Forum Artistic Research

Oral Presentation

Backstage Cruising: Asemic Inscriptions and the Trans-Vocal Collective

Richie Lux Kramár

on  Thu, 10:30in  Neuer Saalfor  30min

In the normative world of opera, the prompter lives in a state of constant suspension. Tucked into a box at the edge of the stage, they exist in the gap between presence and absence—part of the performance, yet invisible to the public. I identify a structural alignment between the prompter and the trans subject: both are marginal voices whose labor is required only when the normative facade fails. For the trans researcher-prompter, the state of being suspended in the language of the libretto is not a passive impasse, but a radical artistic operation that deconstructs the myth of the sovereign, individual voice.

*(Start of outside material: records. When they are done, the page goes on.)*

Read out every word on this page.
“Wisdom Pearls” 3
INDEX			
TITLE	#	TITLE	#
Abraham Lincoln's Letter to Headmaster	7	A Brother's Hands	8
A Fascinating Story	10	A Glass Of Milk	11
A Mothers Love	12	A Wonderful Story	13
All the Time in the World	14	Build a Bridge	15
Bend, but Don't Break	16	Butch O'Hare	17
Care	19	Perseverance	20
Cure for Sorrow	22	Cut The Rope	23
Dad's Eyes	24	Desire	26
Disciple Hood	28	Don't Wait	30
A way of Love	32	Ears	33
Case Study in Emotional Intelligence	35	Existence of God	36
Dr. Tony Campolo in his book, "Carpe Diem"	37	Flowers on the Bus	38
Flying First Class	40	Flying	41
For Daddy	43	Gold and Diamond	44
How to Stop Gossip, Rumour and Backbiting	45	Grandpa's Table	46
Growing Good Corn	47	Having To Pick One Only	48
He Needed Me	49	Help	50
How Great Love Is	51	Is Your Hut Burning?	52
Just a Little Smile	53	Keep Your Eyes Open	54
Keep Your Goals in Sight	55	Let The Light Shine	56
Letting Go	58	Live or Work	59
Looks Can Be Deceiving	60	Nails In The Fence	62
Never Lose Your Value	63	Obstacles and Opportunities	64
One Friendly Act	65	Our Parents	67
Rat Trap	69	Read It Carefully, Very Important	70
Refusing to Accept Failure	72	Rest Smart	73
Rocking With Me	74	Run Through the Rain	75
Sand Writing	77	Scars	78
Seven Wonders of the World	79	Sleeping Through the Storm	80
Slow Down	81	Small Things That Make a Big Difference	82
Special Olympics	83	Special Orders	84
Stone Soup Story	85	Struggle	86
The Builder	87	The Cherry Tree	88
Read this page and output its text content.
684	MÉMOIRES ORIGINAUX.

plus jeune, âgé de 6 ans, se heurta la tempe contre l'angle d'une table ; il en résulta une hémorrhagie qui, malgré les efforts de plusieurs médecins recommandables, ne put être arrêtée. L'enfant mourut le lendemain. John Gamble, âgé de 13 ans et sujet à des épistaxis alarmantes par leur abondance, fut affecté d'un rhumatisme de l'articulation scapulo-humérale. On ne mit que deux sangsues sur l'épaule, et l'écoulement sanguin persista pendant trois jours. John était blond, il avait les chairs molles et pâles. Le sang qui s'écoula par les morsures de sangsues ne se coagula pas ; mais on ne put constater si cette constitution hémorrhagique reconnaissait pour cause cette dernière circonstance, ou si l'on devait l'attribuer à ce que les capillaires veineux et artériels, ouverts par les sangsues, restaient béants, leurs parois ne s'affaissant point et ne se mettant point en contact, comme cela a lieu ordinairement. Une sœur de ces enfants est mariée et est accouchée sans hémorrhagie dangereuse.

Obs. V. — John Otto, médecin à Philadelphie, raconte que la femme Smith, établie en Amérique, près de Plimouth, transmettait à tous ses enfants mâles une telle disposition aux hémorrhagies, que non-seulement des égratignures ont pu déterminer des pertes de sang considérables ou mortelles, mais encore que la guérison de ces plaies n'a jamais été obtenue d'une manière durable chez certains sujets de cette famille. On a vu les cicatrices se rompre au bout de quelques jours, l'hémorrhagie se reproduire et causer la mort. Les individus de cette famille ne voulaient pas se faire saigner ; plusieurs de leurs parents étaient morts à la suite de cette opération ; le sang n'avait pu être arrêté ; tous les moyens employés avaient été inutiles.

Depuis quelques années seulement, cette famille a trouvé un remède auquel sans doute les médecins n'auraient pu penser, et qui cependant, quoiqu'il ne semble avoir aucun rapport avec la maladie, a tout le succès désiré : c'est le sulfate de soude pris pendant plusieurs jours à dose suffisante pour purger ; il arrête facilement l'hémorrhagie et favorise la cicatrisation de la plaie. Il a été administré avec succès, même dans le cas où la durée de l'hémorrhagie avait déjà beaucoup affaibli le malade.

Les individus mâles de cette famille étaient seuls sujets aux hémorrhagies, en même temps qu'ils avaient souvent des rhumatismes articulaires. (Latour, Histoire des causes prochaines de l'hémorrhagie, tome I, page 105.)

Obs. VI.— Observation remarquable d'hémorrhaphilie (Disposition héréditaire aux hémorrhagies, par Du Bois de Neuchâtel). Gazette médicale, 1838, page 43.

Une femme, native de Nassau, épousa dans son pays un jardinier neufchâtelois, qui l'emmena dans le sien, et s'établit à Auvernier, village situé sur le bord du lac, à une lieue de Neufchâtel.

The prompter’s labor is defined by a unique form of vocal dispossession. Bound to a text they did not write and a sound they do not own, the prompter serves as a vocal prosthesis, offering their voice to fill the silence when a performer falters. In these moments, the prompter throws their voice through the silence and onto the body of the performer. This creates a collective voice: an acousmatic phenomenon where the voice and its source no longer match. In this suspension, the solid matter of the libretto dissolves into a liquid medium where bodies and voices are permitted to be asynchronous. For the trans subject, this refusal to produce a single, legible identity—in favor of a shared and shifting resonance—becomes a site of power. To navigate the emergency of a live performance, the prompter often abandons verbal clarity for a realm of asemic and alinguistic inscription. When the linear structure of the score fails, communication shifts to a fluid repertoire of tongue clicks, rhythmic claps, pops, and haptic gestures. I describe this interaction as a form of backstage cruising—a set of signals and vibes that are deeply meaningful to those in the know (the conspiratorial alliance of prompter and performer) but remain imperceptible to the audience. This cruising is a shared practice where the prompter destroys the authority of language to preserve the life of the performance. By reframing the prompt box as a site of suspension, this presentation explores how pausing the power of language allows a queer, marginal presence to thrive. It privileges babble and the fragmentary over the demand for a polished, stable identity. In the suspension of the prompter’s box, the collective voice does not just support the performance; it actively unsettles its foundations.